Only the PyPI project owner can do this. Go to https://pypi.org/manage/project/remote-cluster-controller/settings/publishing/, under Add a publisher → GitHub, and register:

Field Value
Owner ResearchComputer
Repository remote-cluster-controller
Workflow name release.yml
Environment name pypi

(The Environment name must match the environment: pypi line in the workflow.)

Until this is done, the first publish run will fail at the Publish to PyPI step with a clear PyPI error about an unknown publisher.

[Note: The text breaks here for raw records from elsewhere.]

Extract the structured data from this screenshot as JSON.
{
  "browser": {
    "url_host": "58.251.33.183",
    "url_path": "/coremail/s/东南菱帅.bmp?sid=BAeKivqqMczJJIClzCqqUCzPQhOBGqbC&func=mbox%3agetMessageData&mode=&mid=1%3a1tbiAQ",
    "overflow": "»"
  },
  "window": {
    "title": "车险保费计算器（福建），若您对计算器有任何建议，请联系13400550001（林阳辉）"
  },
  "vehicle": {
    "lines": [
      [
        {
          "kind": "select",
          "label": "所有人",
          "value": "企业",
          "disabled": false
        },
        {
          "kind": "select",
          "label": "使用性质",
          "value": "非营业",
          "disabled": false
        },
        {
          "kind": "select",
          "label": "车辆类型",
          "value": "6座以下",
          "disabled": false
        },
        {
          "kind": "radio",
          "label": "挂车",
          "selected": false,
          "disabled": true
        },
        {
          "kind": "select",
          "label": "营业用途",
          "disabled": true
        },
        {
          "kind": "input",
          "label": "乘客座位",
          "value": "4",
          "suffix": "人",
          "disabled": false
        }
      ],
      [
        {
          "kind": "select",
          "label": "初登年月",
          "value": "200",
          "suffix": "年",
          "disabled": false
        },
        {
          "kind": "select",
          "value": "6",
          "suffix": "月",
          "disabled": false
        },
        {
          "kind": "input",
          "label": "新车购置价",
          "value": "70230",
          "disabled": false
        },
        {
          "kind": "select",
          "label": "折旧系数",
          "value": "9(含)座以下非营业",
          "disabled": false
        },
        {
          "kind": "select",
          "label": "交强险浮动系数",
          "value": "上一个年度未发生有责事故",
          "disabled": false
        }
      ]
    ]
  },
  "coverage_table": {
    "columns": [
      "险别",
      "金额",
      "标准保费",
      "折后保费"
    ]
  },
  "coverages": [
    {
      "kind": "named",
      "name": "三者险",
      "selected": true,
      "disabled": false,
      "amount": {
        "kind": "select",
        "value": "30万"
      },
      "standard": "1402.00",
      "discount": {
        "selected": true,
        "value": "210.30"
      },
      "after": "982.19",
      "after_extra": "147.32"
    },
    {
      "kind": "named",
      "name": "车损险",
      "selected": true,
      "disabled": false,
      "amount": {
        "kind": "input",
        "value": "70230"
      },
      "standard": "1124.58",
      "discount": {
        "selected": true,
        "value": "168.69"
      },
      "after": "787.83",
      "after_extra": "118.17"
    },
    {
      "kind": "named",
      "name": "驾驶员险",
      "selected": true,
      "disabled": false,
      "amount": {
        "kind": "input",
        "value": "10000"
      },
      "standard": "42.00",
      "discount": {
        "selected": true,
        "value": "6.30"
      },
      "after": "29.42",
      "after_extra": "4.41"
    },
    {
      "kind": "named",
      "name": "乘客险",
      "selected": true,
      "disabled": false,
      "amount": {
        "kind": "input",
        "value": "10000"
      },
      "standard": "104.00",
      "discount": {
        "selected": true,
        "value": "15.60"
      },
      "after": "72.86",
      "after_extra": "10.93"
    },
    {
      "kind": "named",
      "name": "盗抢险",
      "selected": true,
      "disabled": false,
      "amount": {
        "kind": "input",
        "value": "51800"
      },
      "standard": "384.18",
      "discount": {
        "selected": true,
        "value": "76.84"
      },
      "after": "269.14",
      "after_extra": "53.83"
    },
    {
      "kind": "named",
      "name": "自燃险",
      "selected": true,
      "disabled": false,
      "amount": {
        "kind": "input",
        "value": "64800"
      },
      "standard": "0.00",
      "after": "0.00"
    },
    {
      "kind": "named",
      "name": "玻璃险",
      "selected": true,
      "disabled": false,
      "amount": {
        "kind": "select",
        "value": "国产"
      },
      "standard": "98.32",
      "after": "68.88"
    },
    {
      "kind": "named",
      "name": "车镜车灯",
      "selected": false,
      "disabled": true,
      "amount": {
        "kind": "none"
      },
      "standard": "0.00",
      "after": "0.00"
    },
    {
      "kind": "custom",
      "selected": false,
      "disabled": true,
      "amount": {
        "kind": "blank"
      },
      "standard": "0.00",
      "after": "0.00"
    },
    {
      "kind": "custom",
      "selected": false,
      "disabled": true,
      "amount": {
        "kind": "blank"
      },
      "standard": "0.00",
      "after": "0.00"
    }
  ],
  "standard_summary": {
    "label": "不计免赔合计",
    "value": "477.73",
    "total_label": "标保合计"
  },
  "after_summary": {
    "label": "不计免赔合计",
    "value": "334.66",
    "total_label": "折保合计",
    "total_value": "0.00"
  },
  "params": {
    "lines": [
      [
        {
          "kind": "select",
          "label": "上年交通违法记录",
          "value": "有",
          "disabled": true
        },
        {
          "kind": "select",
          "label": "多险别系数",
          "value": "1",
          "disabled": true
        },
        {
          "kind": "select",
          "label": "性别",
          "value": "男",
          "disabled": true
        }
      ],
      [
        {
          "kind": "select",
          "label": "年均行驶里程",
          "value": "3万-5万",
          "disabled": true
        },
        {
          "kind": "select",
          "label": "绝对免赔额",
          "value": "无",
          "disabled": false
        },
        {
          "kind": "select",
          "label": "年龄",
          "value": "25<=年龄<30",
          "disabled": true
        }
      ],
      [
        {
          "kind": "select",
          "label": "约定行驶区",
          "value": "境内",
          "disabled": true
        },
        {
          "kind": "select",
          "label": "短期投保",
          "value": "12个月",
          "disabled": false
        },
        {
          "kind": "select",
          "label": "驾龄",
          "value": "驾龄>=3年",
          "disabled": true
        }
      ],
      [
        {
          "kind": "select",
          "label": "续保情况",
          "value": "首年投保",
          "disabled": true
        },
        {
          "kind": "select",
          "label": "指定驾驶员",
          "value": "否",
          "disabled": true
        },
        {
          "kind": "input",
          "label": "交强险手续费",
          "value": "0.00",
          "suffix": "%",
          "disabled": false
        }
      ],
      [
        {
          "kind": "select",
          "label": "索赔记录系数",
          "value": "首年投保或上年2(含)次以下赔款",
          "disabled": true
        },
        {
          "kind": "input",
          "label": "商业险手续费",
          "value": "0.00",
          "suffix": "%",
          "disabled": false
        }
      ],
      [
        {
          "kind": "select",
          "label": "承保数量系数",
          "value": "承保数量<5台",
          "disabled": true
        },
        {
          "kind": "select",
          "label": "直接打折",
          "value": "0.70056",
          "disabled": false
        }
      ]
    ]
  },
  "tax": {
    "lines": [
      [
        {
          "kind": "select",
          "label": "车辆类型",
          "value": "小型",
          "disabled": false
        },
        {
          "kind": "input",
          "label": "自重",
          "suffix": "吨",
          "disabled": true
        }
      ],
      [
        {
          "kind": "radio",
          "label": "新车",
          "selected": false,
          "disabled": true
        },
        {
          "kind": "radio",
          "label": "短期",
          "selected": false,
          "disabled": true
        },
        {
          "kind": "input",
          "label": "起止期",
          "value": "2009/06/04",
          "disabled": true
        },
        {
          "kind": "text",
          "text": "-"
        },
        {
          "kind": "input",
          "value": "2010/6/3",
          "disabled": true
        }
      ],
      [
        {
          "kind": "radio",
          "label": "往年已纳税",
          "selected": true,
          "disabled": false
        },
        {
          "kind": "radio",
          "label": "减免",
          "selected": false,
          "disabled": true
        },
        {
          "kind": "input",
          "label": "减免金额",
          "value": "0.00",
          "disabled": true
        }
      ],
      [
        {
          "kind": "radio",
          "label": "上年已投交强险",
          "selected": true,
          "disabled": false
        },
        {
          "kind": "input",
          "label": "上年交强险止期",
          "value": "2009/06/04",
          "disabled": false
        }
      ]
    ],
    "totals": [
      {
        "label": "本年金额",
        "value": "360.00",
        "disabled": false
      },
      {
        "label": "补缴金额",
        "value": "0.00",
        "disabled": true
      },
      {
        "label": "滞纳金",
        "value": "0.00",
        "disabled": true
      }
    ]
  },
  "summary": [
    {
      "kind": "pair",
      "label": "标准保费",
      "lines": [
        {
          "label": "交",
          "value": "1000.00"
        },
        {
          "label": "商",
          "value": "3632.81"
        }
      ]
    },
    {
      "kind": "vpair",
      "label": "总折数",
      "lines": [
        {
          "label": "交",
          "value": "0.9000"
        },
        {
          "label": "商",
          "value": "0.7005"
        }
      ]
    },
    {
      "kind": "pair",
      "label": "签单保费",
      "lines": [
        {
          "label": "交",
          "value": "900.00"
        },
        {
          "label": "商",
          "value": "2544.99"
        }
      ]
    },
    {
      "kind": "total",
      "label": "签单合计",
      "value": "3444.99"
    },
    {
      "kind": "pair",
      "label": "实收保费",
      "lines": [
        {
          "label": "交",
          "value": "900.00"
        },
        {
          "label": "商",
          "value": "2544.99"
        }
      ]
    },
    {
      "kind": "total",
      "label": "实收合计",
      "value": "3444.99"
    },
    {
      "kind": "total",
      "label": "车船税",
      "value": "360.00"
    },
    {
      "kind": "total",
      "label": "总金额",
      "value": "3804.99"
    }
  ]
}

Optional hardening: under the repo's Settings → Environments → pypi, add a required reviewer so every publish needs a manual approval.

Cutting a release

The git tag drives the release and must match the version in pyproject.toml (a workflow step enforces this, so a mismatch fails fast instead of publishing the wrong version):

# 1. bump version in pyproject.toml and src/rcc/__init__.py
# 2. commit, then:
git tag v0.3.2
git push origin v0.3.2

Pushing the tag triggers the workflow. Watch it:

gh run watch

There is also a workflow_dispatch trigger (Actions tab → Run workflow) for re-runs; it publishes whatever version is in pyproject.toml on the selected branch.